- Fanny Ardant and André Dussollier in Resnais’s Life Is a Bed of Roses
I know it’s purely coincidental, but it feels fortuitous that there have been so many revivals of Stephen Sondheim musicals in Chicago in the wake of Alain Resnais’s death. Resnais was an outspoken fan of Sondheim’s—he recruited the groundbreaking Broadway composer to write the score for Stavisky… (1974), and it’s presumed that he cast Elaine Stritch in Providence (1978) on the basis of seeing her in Sondheim’s Company when he lived in New York in the early 1970s. (It’s also worth noting that Sondheim would go on to write original songs for Warren Beatty’s Dick Tracy, which Resnais—who cited Chester Gould’s comic strip as a lifelong source of inspiration—was briefly considered to direct.) One can detect a notable Sondheim influence on Life Is a Bed of Roses (1983), screening in Doc Films’s Resnais retrospective this Thursday at 7 PM, in its musical interludes and theatrical mise-en-scene. The film’s intricate plot, which alternates between three fanciful stories set in the same castle at different times, suggests a narrative equivalent to Sondheim’s use of counterpoint and anticipates the time-shifting structure of his Sunday in the Park With George.

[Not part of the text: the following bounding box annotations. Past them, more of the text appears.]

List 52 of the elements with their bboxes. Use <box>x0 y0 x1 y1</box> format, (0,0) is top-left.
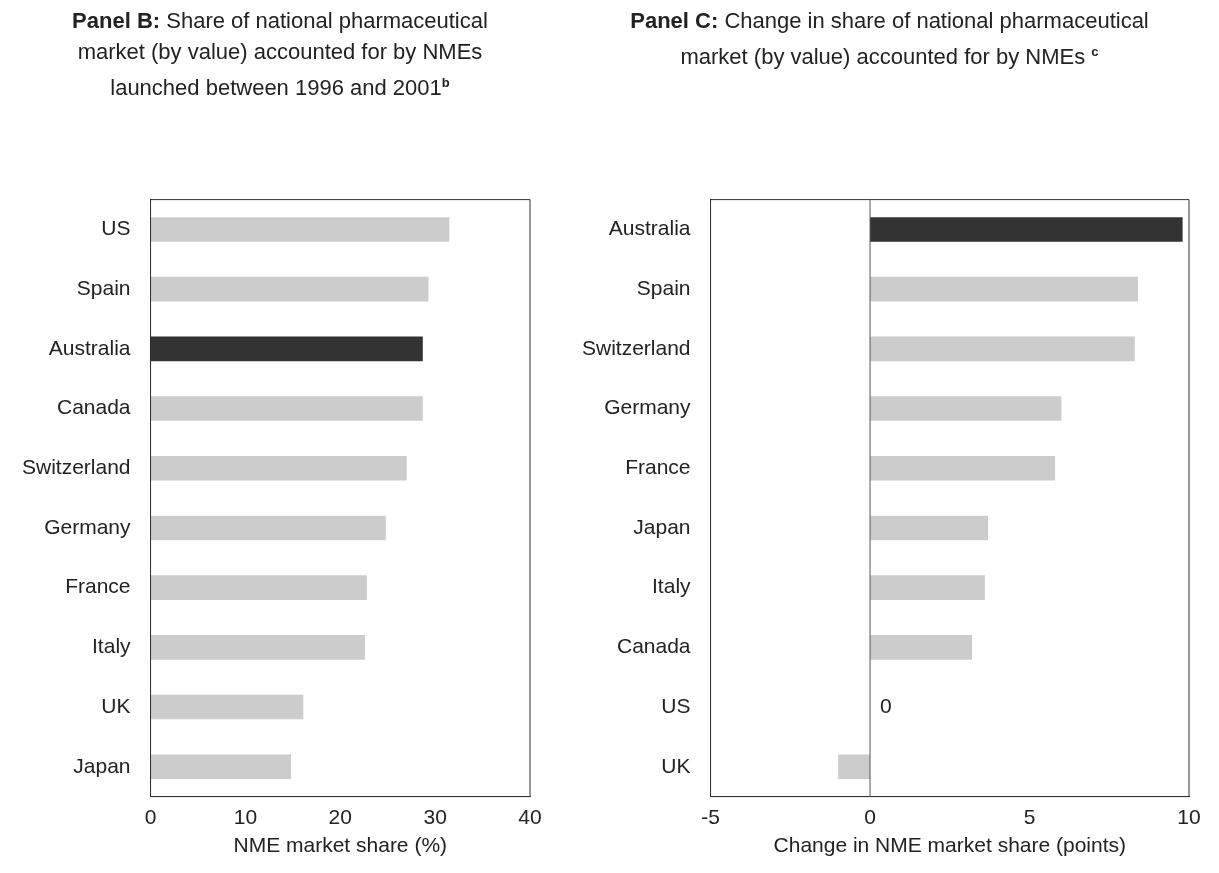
bar <box>870 336 1135 362</box>
bar <box>150 276 429 302</box>
x-axis-title: NME market share (%) <box>233 833 448 857</box>
bar <box>150 575 367 600</box>
y-tick-label: Spain <box>636 275 691 299</box>
bar <box>870 217 1183 242</box>
data-label: 0 <box>880 693 892 717</box>
bar <box>150 515 386 541</box>
bar <box>870 515 989 541</box>
x-tick-label: 0 <box>144 805 157 828</box>
bar <box>150 694 304 720</box>
x-tick-label: 20 <box>328 805 352 828</box>
y-tick-label: Spain <box>76 275 131 299</box>
bar <box>150 455 407 481</box>
y-tick-label: Canada <box>616 634 691 658</box>
x-axis-title: Change in NME market share (points) <box>773 833 1127 857</box>
y-tick-label: Germany <box>604 395 692 419</box>
y-tick-label: Switzerland <box>21 455 131 479</box>
bar <box>838 754 871 780</box>
x-tick-label: 10 <box>1177 805 1201 828</box>
y-tick-label: Australia <box>48 335 131 359</box>
bar <box>150 754 291 780</box>
y-tick-label: Italy <box>652 574 692 598</box>
chart-title: Panel B: Share of national pharmaceutical market (by value) accounted for by NMEs launched between 1996 and 2001$^{b}$ <box>71 7 489 103</box>
chart-title: Panel C: Change in share of national pharmaceutical market (by value) accounted for by NMEs $^{c}$ <box>629 7 1150 72</box>
bar <box>870 455 1056 481</box>
y-tick-label: UK <box>101 693 131 717</box>
bar <box>870 575 985 600</box>
x-tick-label: 40 <box>518 805 542 828</box>
y-tick-label: US <box>661 693 691 717</box>
x-tick-label: -5 <box>701 805 720 828</box>
y-tick-label: Italy <box>92 634 132 658</box>
y-tick-label: US <box>101 216 131 240</box>
x-tick-label: 5 <box>1023 805 1036 828</box>
y-tick-label: Australia <box>608 216 691 240</box>
bar <box>150 217 450 242</box>
y-tick-label: Japan <box>73 753 131 777</box>
y-tick-label: Japan <box>633 514 691 538</box>
x-tick-label: 0 <box>864 805 876 828</box>
y-tick-label: Canada <box>56 395 131 419</box>
y-tick-label: France <box>65 574 131 598</box>
x-tick-label: 30 <box>423 805 447 828</box>
y-tick-label: Switzerland <box>581 335 691 359</box>
bar <box>870 396 1062 421</box>
y-tick-label: UK <box>661 753 691 777</box>
x-tick-label: 10 <box>233 805 258 828</box>
bar <box>150 635 365 660</box>
y-tick-label: Germany <box>44 514 132 538</box>
y-tick-label: France <box>625 455 691 479</box>
bar <box>870 276 1138 302</box>
bar <box>870 635 973 660</box>
bar <box>150 396 423 421</box>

In this attribute I sense the strongest affinity between Sondheim and Resnais, whose movies convey a similar interiority. Resnais’s breakthroughs in film editing, of course, derived from an effort to visualize the nature of thought. The current productions of Road Show and Passion demonstrate how another artist arrived at similar breakthroughs by way of a very different path.